Over the next five years what type of business do you see taking a market lead?
As discussed above, a major theme for the industry will be technology and further digital innovation. We expect to see significant investment in Insurtech as well as advances in the application of DLT and artificial intelligence to insurance business. Digital innovation will play a part at every stage of the customer journey and will allow insurers to both drive cost saving through innovation and use data and analytics to provide more personalised products.
Cyber risk continues to be an area of growth, fuelled by an increasing number of high-profile data breaches affecting both companies and governments. As customers become more aware of the significance of cyber security and the consequences of its failure, insurance products that can offer credible solutions are likely to show growth ahead of traditional product lines.
In recent years we have seen high levels of consolidation due to regulatory and market pressures in Europe. We expect to see some further consolidation although not necessarily at the same high levels. In preparation for Brexit we have seen some shifts of business from the UK to the EU27 and although most (re)insurers have their Brexit preparations now in place we may see further activity as the Brexit process unfolds or develops.

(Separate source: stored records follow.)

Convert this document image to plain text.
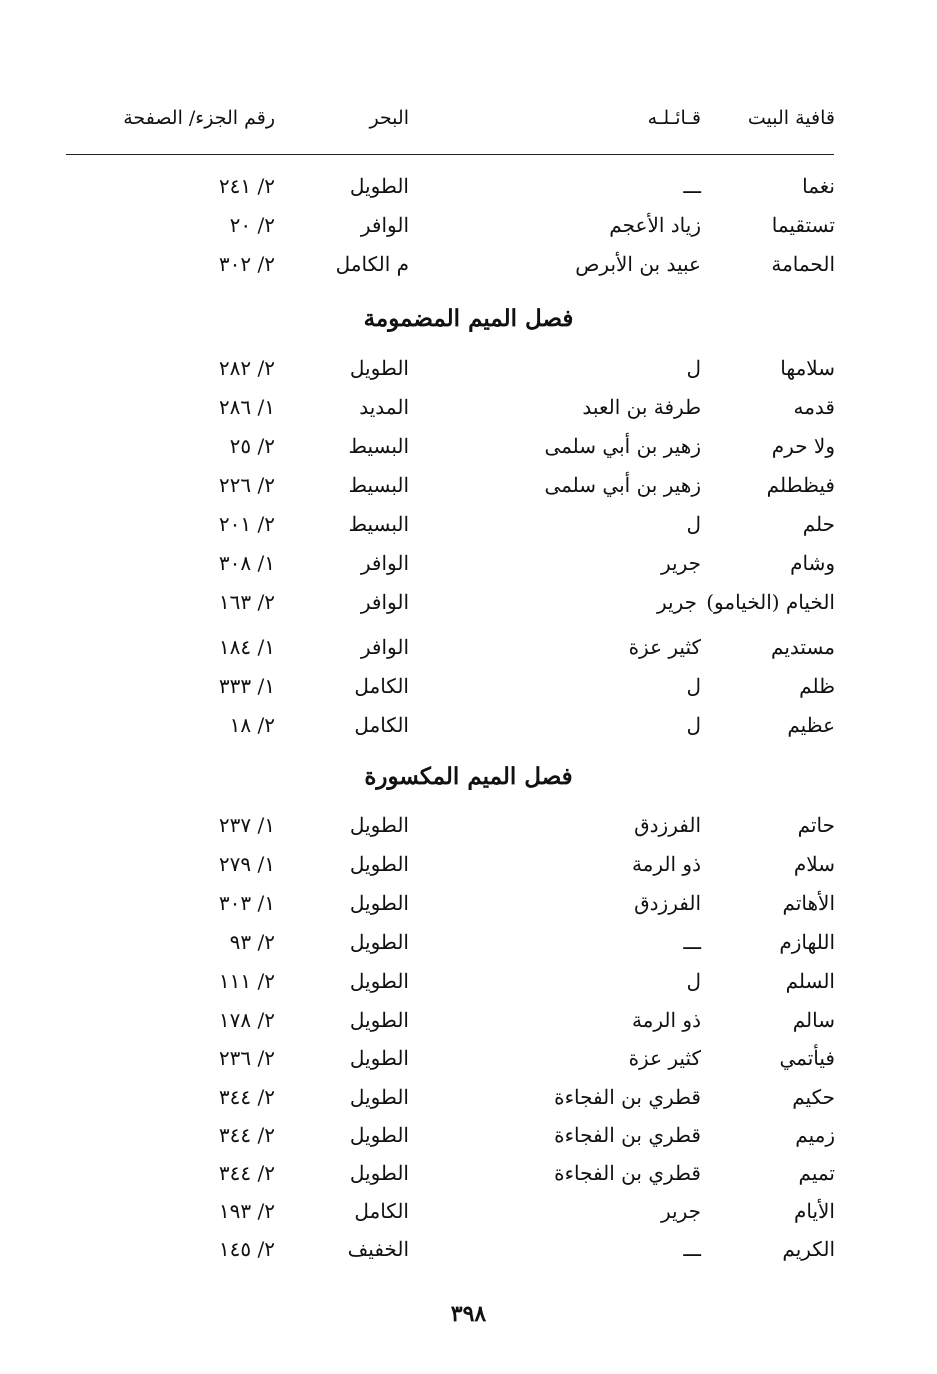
قافية البيت
قـائـلـه
البحر
رقم الجزء/ الصفحة
نغما
ـــ
الطويل
٢/ ٢٤١
تستقيما
زياد الأعجم
الوافر
٢/ ٢٠
الحمامة
عبيد بن الأبرص
م الكامل
٢/ ٣٠٢
فصل الميم المضمومة
سلامها
ل
الطويل
٢/ ٢٨٢
قدمه
طرفة بن العبد
المديد
١/ ٢٨٦
ولا حرم
زهير بن أبي سلمى
البسيط
٢/ ٢٥
فيظطلم
زهير بن أبي سلمى
البسيط
٢/ ٢٢٦
حلم
ل
البسيط
٢/ ٢٠١
وشام
جرير
الوافر
١/ ٣٠٨
الخيام (الخيامو)
جرير
الوافر
٢/ ١٦٣
مستديم
كثير عزة
الوافر
١/ ١٨٤
ظلم
ل
الكامل
١/ ٣٣٣
عظيم
ل
الكامل
٢/ ١٨
فصل الميم المكسورة
حاتم
الفرزدق
الطويل
١/ ٢٣٧
سلام
ذو الرمة
الطويل
١/ ٢٧٩
الأهاتم
الفرزدق
الطويل
١/ ٣٠٣
اللهازم
ـــ
الطويل
٢/ ٩٣
السلم
ل
الطويل
٢/ ١١١
سالم
ذو الرمة
الطويل
٢/ ١٧٨
فيأتمي
كثير عزة
الطويل
٢/ ٢٣٦
حكيم
قطري بن الفجاءة
الطويل
٢/ ٣٤٤
زميم
قطري بن الفجاءة
الطويل
٢/ ٣٤٤
تميم
قطري بن الفجاءة
الطويل
٢/ ٣٤٤
الأيام
جرير
الكامل
٢/ ١٩٣
الكريم
ـــ
الخفيف
٢/ ١٤٥
٣٩٨
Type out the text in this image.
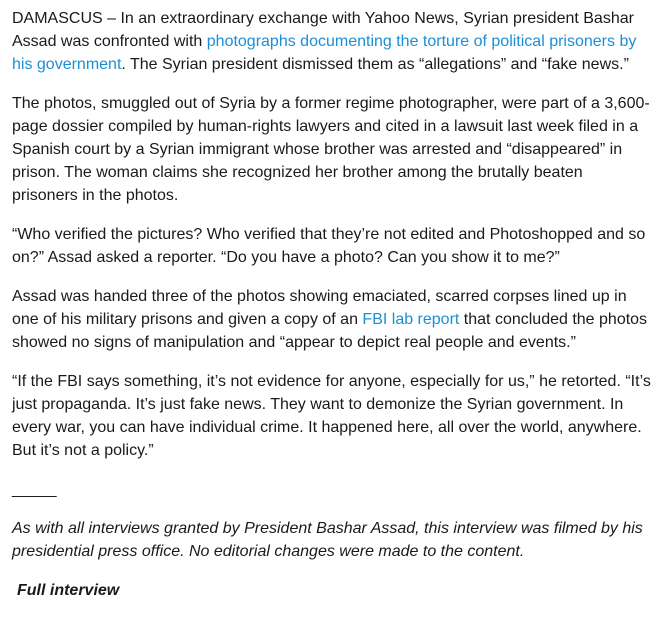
DAMASCUS – In an extraordinary exchange with Yahoo News, Syrian president Bashar Assad was confronted with photographs documenting the torture of political prisoners by his government. The Syrian president dismissed them as “allegations” and “fake news.”

The photos, smuggled out of Syria by a former regime photographer, were part of a 3,600-page dossier compiled by human-rights lawyers and cited in a lawsuit last week filed in a Spanish court by a Syrian immigrant whose brother was arrested and “disappeared” in prison. The woman claims she recognized her brother among the brutally beaten prisoners in the photos.

“Who verified the pictures? Who verified that they’re not edited and Photoshopped and so on?” Assad asked a reporter. “Do you have a photo? Can you show it to me?”

Assad was handed three of the photos showing emaciated, scarred corpses lined up in one of his military prisons and given a copy of an FBI lab report that concluded the photos showed no signs of manipulation and “appear to depict real people and events.”

“If the FBI says something, it’s not evidence for anyone, especially for us,” he retorted. “It’s just propaganda. It’s just fake news. They want to demonize the Syrian government. In every war, you can have individual crime. It happened here, all over the world, anywhere. But it’s not a policy.”

_____

As with all interviews granted by President Bashar Assad, this interview was filmed by his presidential press office. No editorial changes were made to the content.

Full interview
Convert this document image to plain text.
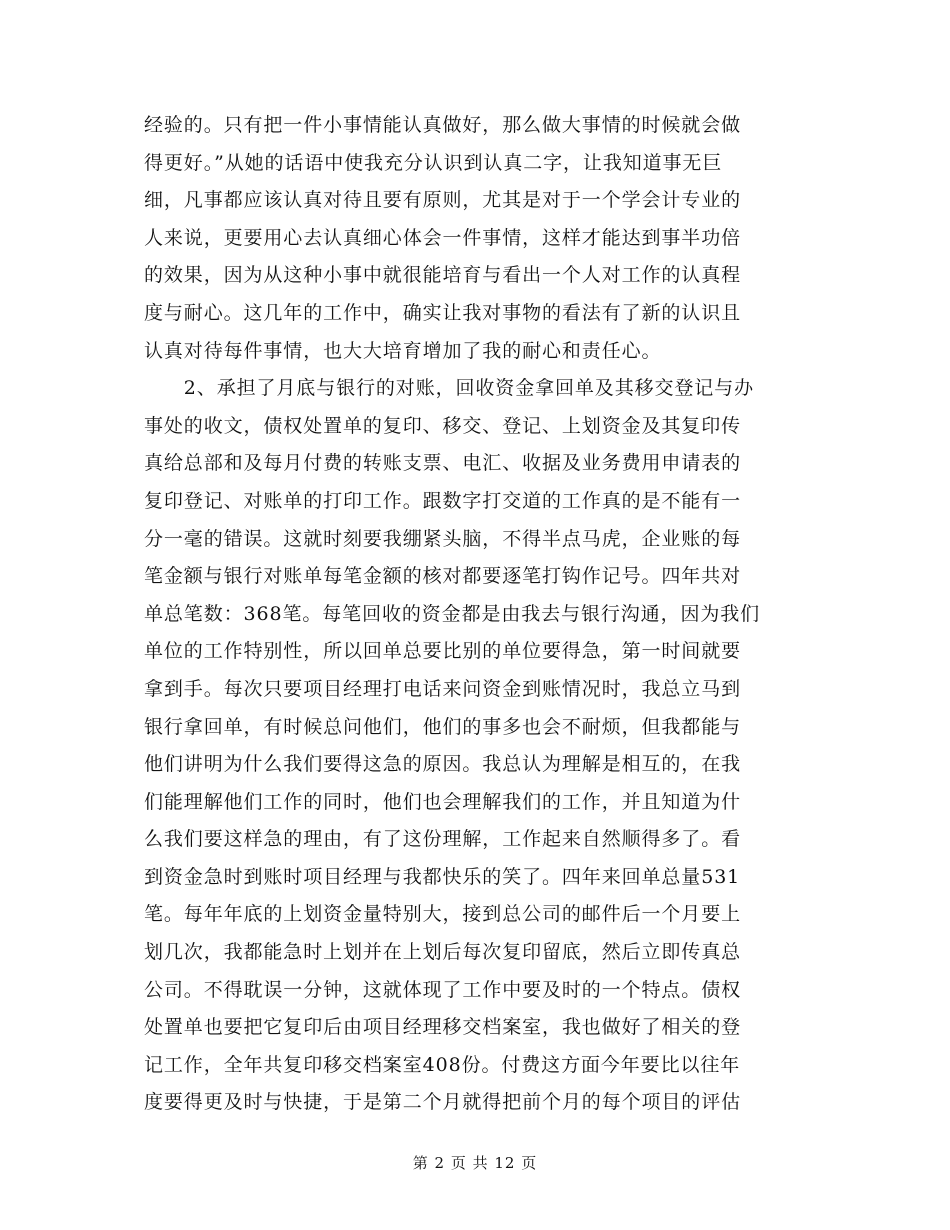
经验的。只有把一件小事情能认真做好，那么做大事情的时候就会做
得更好。”从她的话语中使我充分认识到认真二字，让我知道事无巨
细，凡事都应该认真对待且要有原则，尤其是对于一个学会计专业的
人来说，更要用心去认真细心体会一件事情，这样才能达到事半功倍
的效果，因为从这种小事中就很能培育与看出一个人对工作的认真程
度与耐心。这几年的工作中，确实让我对事物的看法有了新的认识且
认真对待每件事情，也大大培育增加了我的耐心和责任心。
　　2、承担了月底与银行的对账，回收资金拿回单及其移交登记与办
事处的收文，债权处置单的复印、移交、登记、上划资金及其复印传
真给总部和及每月付费的转账支票、电汇、收据及业务费用申请表的
复印登记、对账单的打印工作。跟数字打交道的工作真的是不能有一
分一毫的错误。这就时刻要我绷紧头脑，不得半点马虎，企业账的每
笔金额与银行对账单每笔金额的核对都要逐笔打钩作记号。四年共对
单总笔数：368笔。每笔回收的资金都是由我去与银行沟通，因为我们
单位的工作特别性，所以回单总要比别的单位要得急，第一时间就要
拿到手。每次只要项目经理打电话来问资金到账情况时，我总立马到
银行拿回单，有时候总问他们，他们的事多也会不耐烦，但我都能与
他们讲明为什么我们要得这急的原因。我总认为理解是相互的，在我
们能理解他们工作的同时，他们也会理解我们的工作，并且知道为什
么我们要这样急的理由，有了这份理解，工作起来自然顺得多了。看
到资金急时到账时项目经理与我都快乐的笑了。四年来回单总量531
笔。每年年底的上划资金量特别大，接到总公司的邮件后一个月要上
划几次，我都能急时上划并在上划后每次复印留底，然后立即传真总
公司。不得耽误一分钟，这就体现了工作中要及时的一个特点。债权
处置单也要把它复印后由项目经理移交档案室，我也做好了相关的登
记工作，全年共复印移交档案室408份。付费这方面今年要比以往年
度要得更及时与快捷，于是第二个月就得把前个月的每个项目的评估
第 2 页 共 12 页
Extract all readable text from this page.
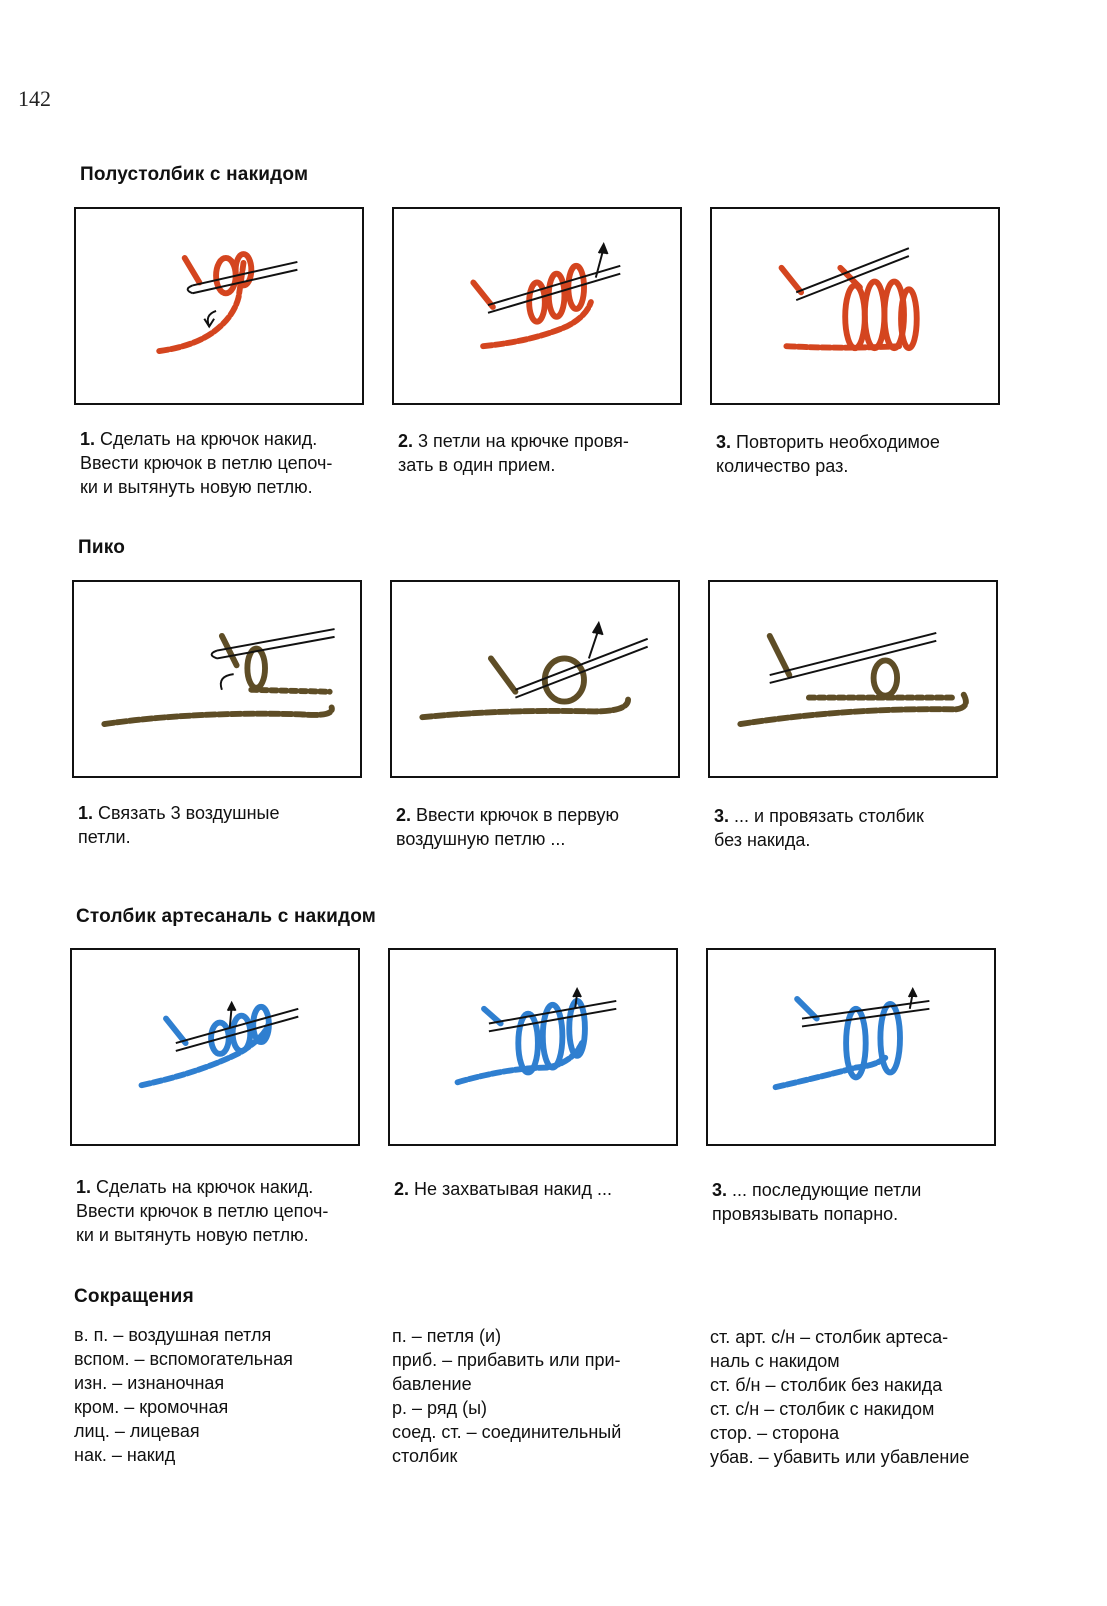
142
Полустолбик с накидом
1. Сделать на крючок накид.
Ввести крючок в петлю цепоч-
ки и вытянуть новую петлю.
2. 3 петли на крючке провя-
зать в один прием.
3. Повторить необходимое
количество раз.
Пико
1. Связать 3 воздушные
петли.
2. Ввести крючок в первую
воздушную петлю ...
3. ... и провязать столбик
без накида.
Столбик артесаналь с накидом
1. Сделать на крючок накид.
Ввести крючок в петлю цепоч-
ки и вытянуть новую петлю.
2. Не захватывая накид ...	3. ... последующие петли
провязывать попарно.
Сокращения
в. п. – воздушная петля
вспом. – вспомогательная
изн. – изнаночная
кром. – кромочная
лиц. – лицевая
нак. – накид
п. – петля (и)
приб. – прибавить или при-
бавление
р. – ряд (ы)
соед. ст. – соединительный
столбик
ст. арт. с/н – столбик артеса-
наль с накидом
ст. б/н – столбик без накида
ст. с/н – столбик с накидом
стор. – сторона
убав. – убавить или убавление
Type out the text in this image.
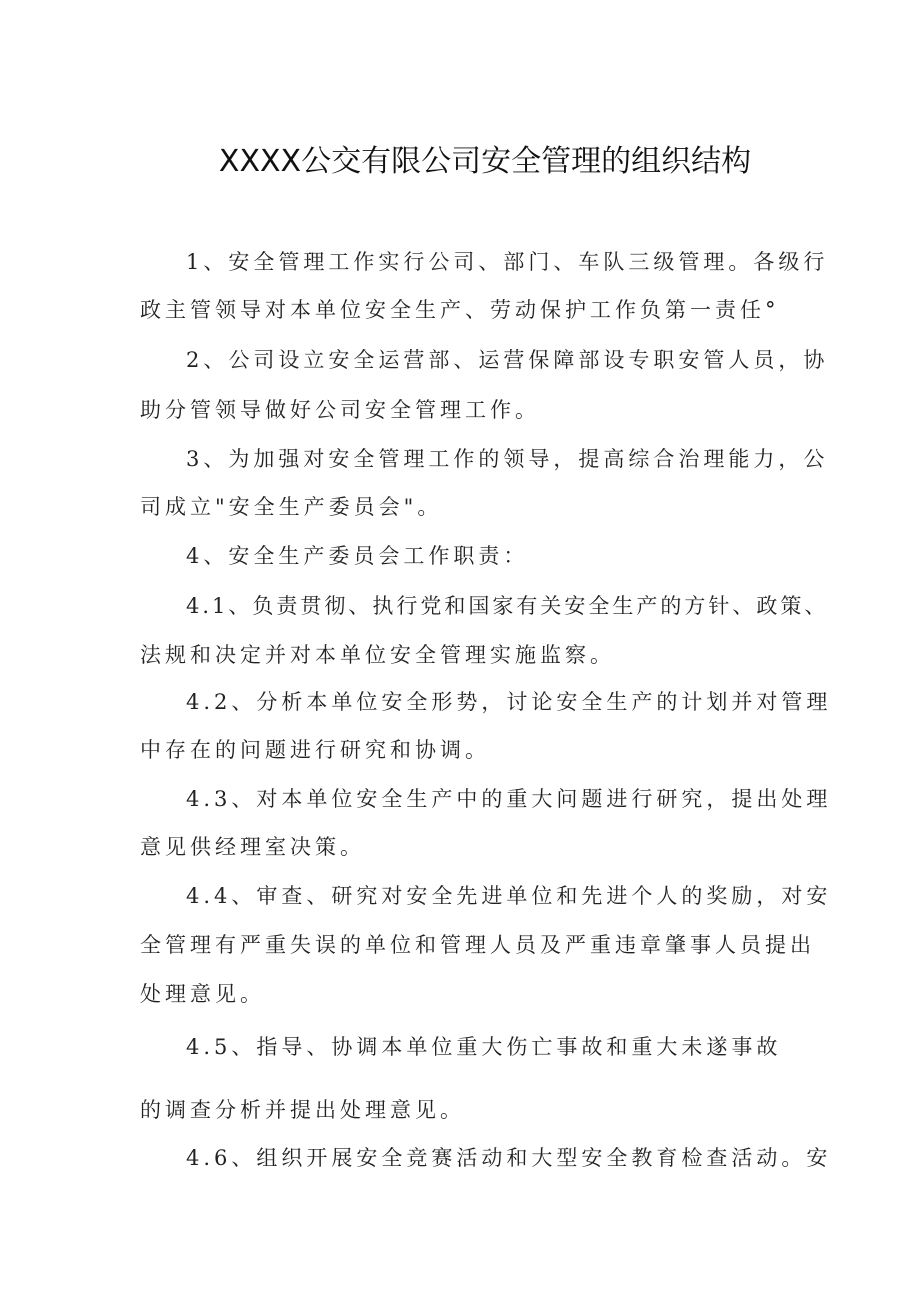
XXXX公交有限公司安全管理的组织结构
1、安全管理工作实行公司、部门、车队三级管理。各级行
政主管领导对本单位安全生产、劳动保护工作负第一责任°
2、公司设立安全运营部、运营保障部设专职安管人员，协
助分管领导做好公司安全管理工作。
3、为加强对安全管理工作的领导，提高综合治理能力，公
司成立"安全生产委员会"。
4、安全生产委员会工作职责：
4.1、负责贯彻、执行党和国家有关安全生产的方针、政策、
法规和决定并对本单位安全管理实施监察。
4.2、分析本单位安全形势，讨论安全生产的计划并对管理
中存在的问题进行研究和协调。
4.3、对本单位安全生产中的重大问题进行研究，提出处理
意见供经理室决策。
4.4、审查、研究对安全先进单位和先进个人的奖励，对安
全管理有严重失误的单位和管理人员及严重违章肇事人员提出
处理意见。
4.5、指导、协调本单位重大伤亡事故和重大未遂事故
的调查分析并提出处理意见。
4.6、组织开展安全竞赛活动和大型安全教育检查活动。安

Buyers are likely to include investors from outside the traditional insurance markets, including private equity. For life businesses the quest for returns is likely to result in insurers investing in different asset classes such as infrastructure projects.
We also expect to see significant growth with respect to insurance-linked securities ("ILS"), with the UK and Singapore emerging as new centres for the market. In particular, work done by the UK regulator in establishing a UK ILS regime which is adaptable enough to compete with the capabilities of other jurisdictions but from within the UK's well regarded regulatory and tax regime will, we expect, lead to growth in this area.